La fusión será "estratégica" para colocar los productos brasileños en el exterior y "aumentar la capacidad de exportación" en momentos que el país "discute la necesidad de diversificar la pauta exportadora", declaró Pimentel en una audiencia en la Cámara de Diputados.

El grupo francés Carrefour anunció el martes que estudia la propuesta de la empresa Gama para fusionar sus activos brasileños con los de la Companhia Brasileira de Distribuiçao (CBD), del Grupo Pao Açucar y que tiene como socio en la red de supermercados a la también empresa gala Casino.

La oferta de "asociación estratégica", que analiza el consejo de administración de Carrefour, busca crear "al actor de referencia de la distribución brasileña, combinando los activos de Carrefour y de CBD en una sociedad compartida a partes iguales", señaló el grupo galo en un comunicado.

Pimentel se mostró también a favor de una compra de acciones por valor de 4.000 millones de reales (unos 2.544 millones de dólares) que el estatal Banco Nacional de Desarrollo Económico y Social (BNDES) pretende desembolsar al Pao de Açucar para facilitar su reestructuración a partir de la posible asociación con Carrefour.

"Es una operación que tiene méritos. El banco tiene autonomía para evaluarla, juzgar el riesgo y hacer o no el aporte de recursos necesarios. No es una operación por fuera de lo común", apuntó Pimentel, quien descartó que la fusión concentre el mercado minorista en el nuevo grupo.

"Por los datos del sector, si la fusión se concreta sólo va a concentrar el 26 o el 27 por ciento, como máximo, del mercado del consumo detallista", subrayó Pimentel.
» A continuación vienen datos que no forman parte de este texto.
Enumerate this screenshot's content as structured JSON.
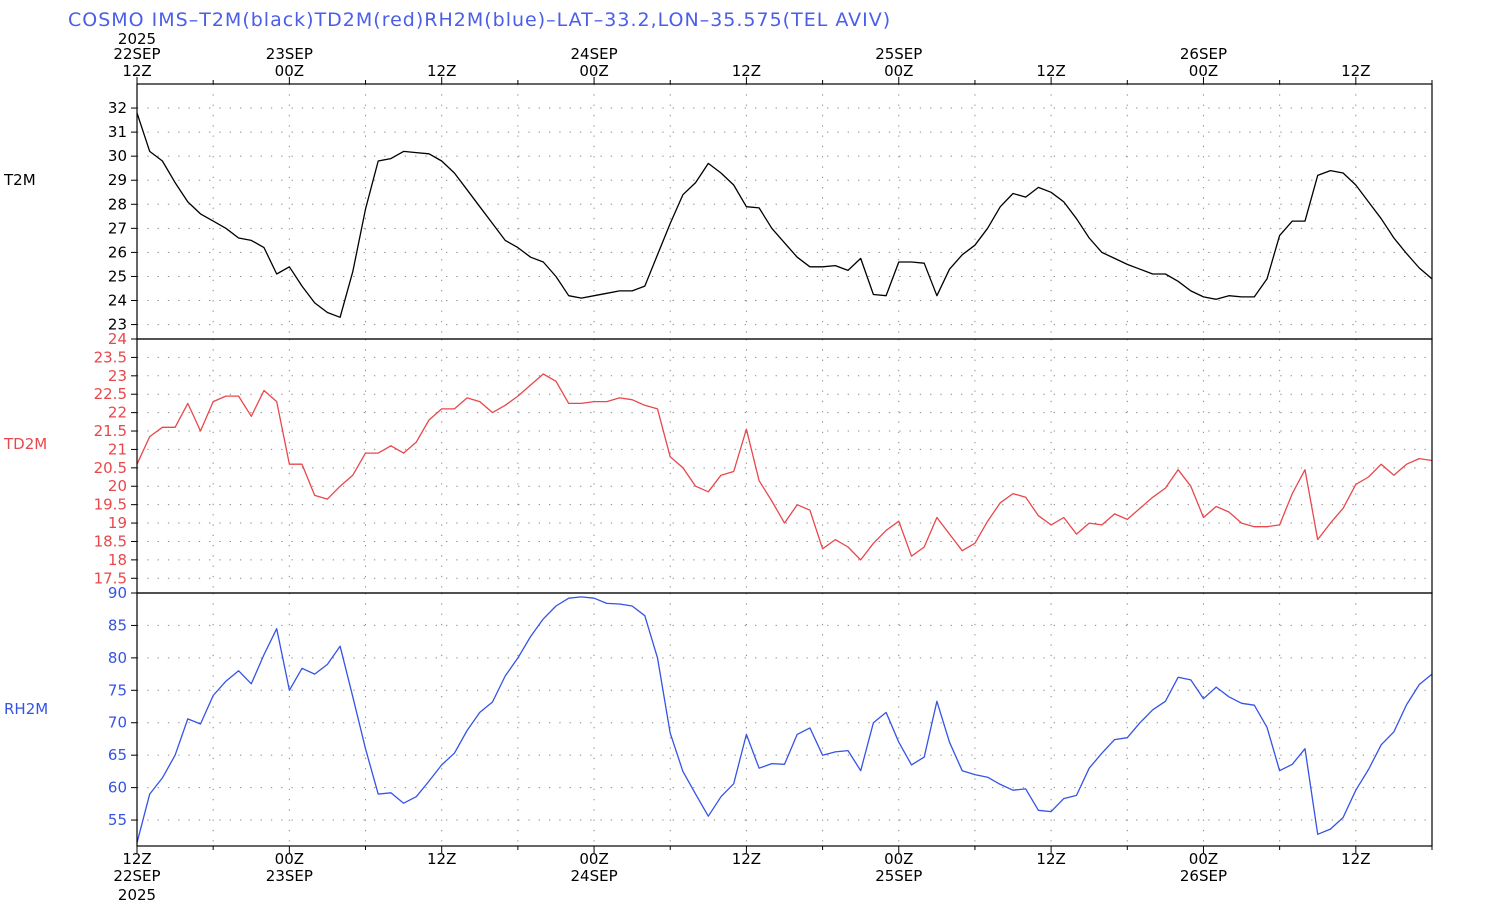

De otro lado, la Fuerza Sindical, la segunda mayor central obrera del país, pidió a través de un comunicado que la fusión "preserve los empleos" y se haga con total "transparencia", aunque advirtió sobre los riesgos de un "monopolio" en el sector del consumo detallista.

Para que una fusión se concrete necesita ser aprobada por el Consejo Administrativo de Defensa Económica (CADE), organismo antimonopolio de Brasil, que tiene reservas sobre el caso por la concentración de mercado que puede suponer.